Guernsey Considering New VAT To Solve Financial Woes
Jason Gorringe, Tax-News.com, London
06 August, 2021
Guernsey lawmakers are to discuss the possibility of introducing a value-added tax system, at a debate scheduled for September 2021, it has been announced.
The introduction of a GST with either a five or eight percent rate is included in two of three options put forward by Guernsey's Policy and Resources Committee, which was asked to identify potential sources of revenue for the government. The alternative would be a three percent "health tax", levied through the social security system.
Given that the introduction of a GST would be regressive, the Committee has proposed that the levy's impact could be offset with a hike to the personal income tax-exempt allowance and changes to make the social security tax system more progressive.
Mark Helyar, Treasury lead for the Policy and Resources Committee, said: "This Review is about making sure we are clear about how we should raise revenues, if and when we need to. It doesn't mean we are going to raise revenue now, or even next year but we may need to eventually."

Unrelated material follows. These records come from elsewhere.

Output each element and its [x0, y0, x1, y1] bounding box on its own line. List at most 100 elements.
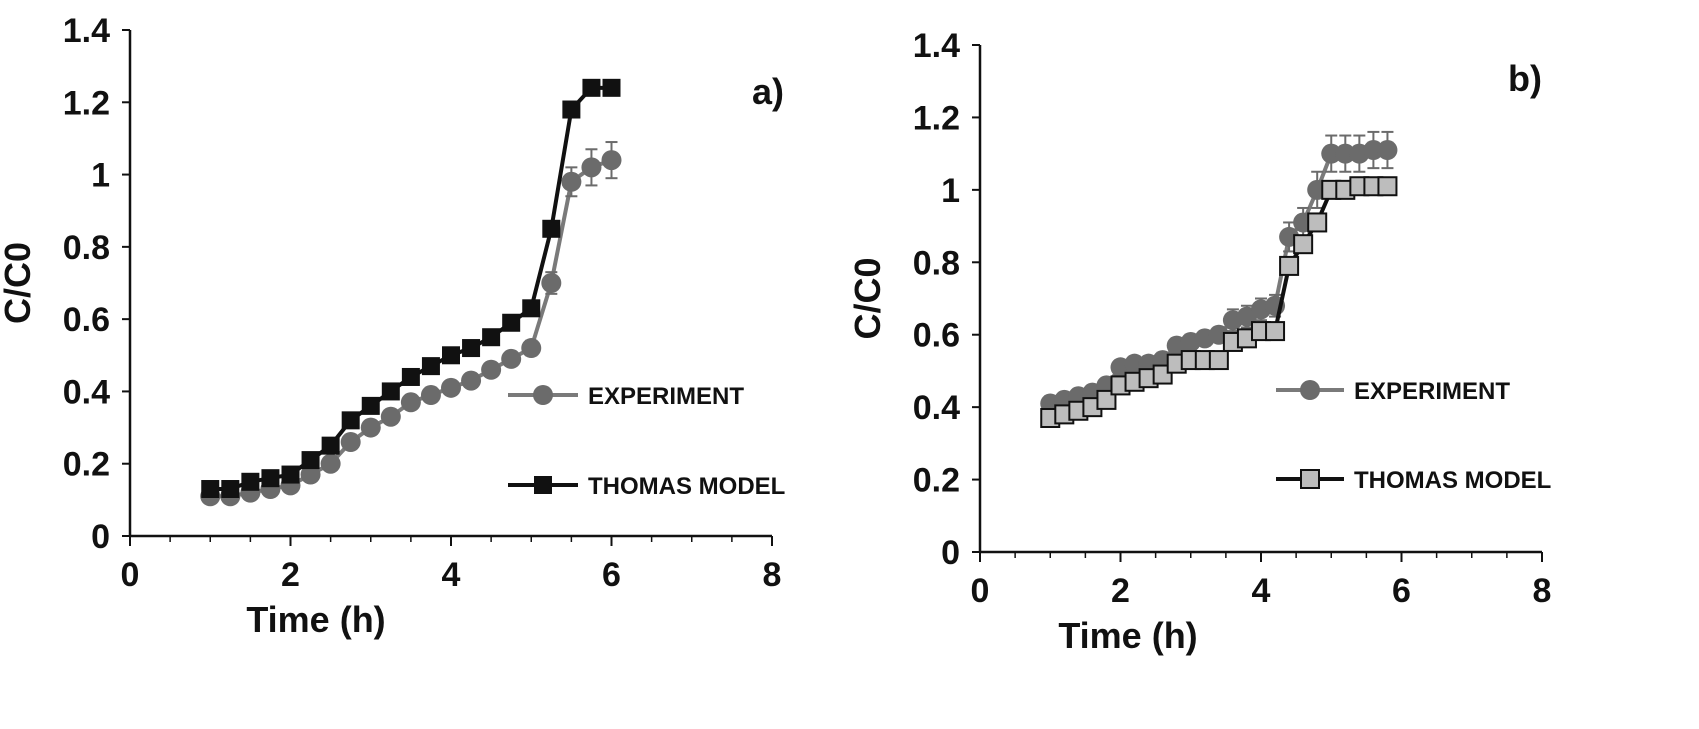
data-point: [1265, 321, 1286, 342]
legend-swatch-thomas-model: [508, 476, 578, 494]
data-point: [1377, 140, 1398, 161]
data-point: [241, 472, 260, 491]
data-point: [361, 396, 380, 415]
panel-b-x-tick-label: 0: [971, 572, 990, 610]
panel-b-y-tick-label: 0.4: [913, 389, 960, 427]
data-point: [421, 357, 440, 376]
data-point: [1307, 212, 1328, 233]
data-point: [1293, 234, 1314, 255]
panel-a-legend-thomas-model: THOMAS MODEL: [508, 473, 785, 500]
data-point: [1279, 255, 1300, 276]
panel-b-y-tick-label: 0.8: [913, 244, 960, 282]
data-point: [461, 370, 482, 391]
legend-swatch-experiment: [508, 385, 578, 405]
data-point: [341, 411, 360, 430]
panel-a-y-tick-label: 1.4: [63, 12, 110, 50]
panel-b-y-axis-title: C/C0: [847, 257, 888, 339]
data-point: [521, 338, 542, 359]
data-point: [581, 157, 602, 178]
legend-swatch-thomas-model: [1276, 469, 1344, 489]
panel-b-y-tick-label: 1.2: [913, 99, 960, 137]
panel-a-y-tick-label: 0.2: [63, 446, 110, 484]
panel-a-y-tick-label: 1.2: [63, 84, 110, 122]
panel-a-axes: [122, 29, 773, 546]
data-point: [602, 78, 621, 97]
data-point: [420, 385, 441, 406]
data-point: [320, 453, 341, 474]
data-point: [561, 171, 582, 192]
panel-a-x-tick-label: 4: [442, 556, 461, 594]
panel-b-legend: EXPERIMENT THOMAS MODEL: [1276, 378, 1551, 494]
data-point: [281, 465, 300, 484]
panel-b-axes: [972, 44, 1543, 562]
data-point: [401, 367, 420, 386]
series-thomas-model: [201, 78, 621, 499]
panel-b-y-tick-label: 1.4: [913, 27, 960, 65]
data-point: [502, 313, 521, 332]
panel-b-x-tick-label: 6: [1392, 572, 1411, 610]
panel-a-y-tick-label: 0.8: [63, 229, 110, 267]
legend-label-experiment: EXPERIMENT: [588, 383, 744, 410]
legend-marker: [1300, 380, 1320, 400]
data-point: [221, 480, 240, 499]
panel-a-x-tick-label: 8: [763, 556, 782, 594]
data-point: [1363, 140, 1384, 161]
panel-b-x-tick-labels: 0 2 4 6 8: [971, 572, 1552, 610]
panel-b-y-tick-label: 0: [941, 534, 960, 572]
panel-b-legend-thomas-model: THOMAS MODEL: [1276, 467, 1551, 494]
data-point: [462, 339, 481, 358]
panel-a-y-axis-title: C/C0: [0, 242, 38, 324]
panel-a-y-tick-label: 1: [91, 157, 110, 195]
panel-b-legend-experiment: EXPERIMENT: [1276, 378, 1510, 405]
panel-a-legend: EXPERIMENT THOMAS MODEL: [508, 383, 785, 500]
panel-a-x-tick-label: 0: [121, 556, 140, 594]
data-point: [380, 406, 401, 427]
data-point: [301, 451, 320, 470]
data-point: [300, 464, 321, 485]
panel-a-x-tick-label: 2: [281, 556, 300, 594]
data-point: [562, 100, 581, 119]
legend-label-thomas-model: THOMAS MODEL: [588, 473, 785, 500]
legend-marker: [533, 385, 553, 405]
panel-a-y-tick-label: 0: [91, 518, 110, 556]
data-point: [501, 348, 522, 369]
series-experiment: [1040, 130, 1398, 414]
data-point: [441, 377, 461, 398]
data-point: [522, 299, 541, 318]
panel-b-x-tick-label: 8: [1533, 572, 1552, 610]
panel-a-x-tick-labels: 0 2 4 6 8: [121, 556, 782, 594]
panel-a-y-tick-label: 0.4: [63, 373, 110, 411]
data-point: [1321, 143, 1342, 164]
data-point: [201, 480, 220, 499]
panel-b-y-tick-labels: 0 0.2 0.4 0.6 0.8 1 1.2 1.4: [913, 27, 960, 572]
data-point: [582, 78, 601, 97]
panel-b-x-tick-label: 4: [1252, 572, 1271, 610]
data-point: [601, 150, 622, 171]
data-point: [360, 417, 381, 438]
panel-a-series: [200, 78, 622, 507]
panel-b-y-tick-label: 1: [941, 172, 960, 210]
data-point: [482, 328, 501, 347]
panel-b-y-tick-label: 0.6: [913, 317, 960, 355]
data-point: [340, 432, 361, 453]
data-point: [542, 219, 561, 238]
data-point: [400, 392, 421, 413]
legend-swatch-experiment: [1276, 380, 1344, 400]
data-point: [321, 436, 340, 455]
data-point: [381, 382, 400, 401]
panel-b-x-tick-label: 2: [1111, 572, 1130, 610]
data-point: [1377, 176, 1398, 197]
panel-a-x-axis-title: Time (h): [246, 599, 385, 640]
data-point: [1208, 350, 1229, 371]
panel-a-x-tick-label: 6: [602, 556, 621, 594]
panel-b-y-tick-label: 0.2: [913, 462, 960, 500]
data-point: [541, 273, 562, 293]
series-line: [210, 158, 613, 499]
data-point: [1335, 143, 1356, 164]
panel-b-x-axis-title: Time (h): [1058, 615, 1197, 656]
panel-a: 0 2 4 6 8 0 0.2 0.4 0.6 0.8 1 1.2 1.4 Ti…: [0, 12, 785, 640]
panel-a-y-tick-label: 0.6: [63, 301, 110, 339]
panel-a-legend-experiment: EXPERIMENT: [508, 383, 744, 410]
panel-a-y-tick-labels: 0 0.2 0.4 0.6 0.8 1 1.2 1.4: [63, 12, 110, 556]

"Our current tax base is unsustainable. It is uncomfortably narrow with almost two thirds of our income derived from taxes and contributions charged against people's income. The number of older people in our community is increasing and so is the volume of pensions and care services they need. We also need a long-term solution to support investment in our islands' infrastructure - the borrowing agreed in the Funding and Investment plan will support our capital programme to 2025 but not beyond. Change is needed, but the question is, what will that change be?"
"In presenting these three options to the States, we are one step closer to ensuring that we have a sustainable tax base. But at this point, none of these options are a fait accompli. It will be for the States to assess these three options and provide direction as to the path that we should take."
Neighboring island Jersey already levies a goods and services tax with a five percent rate.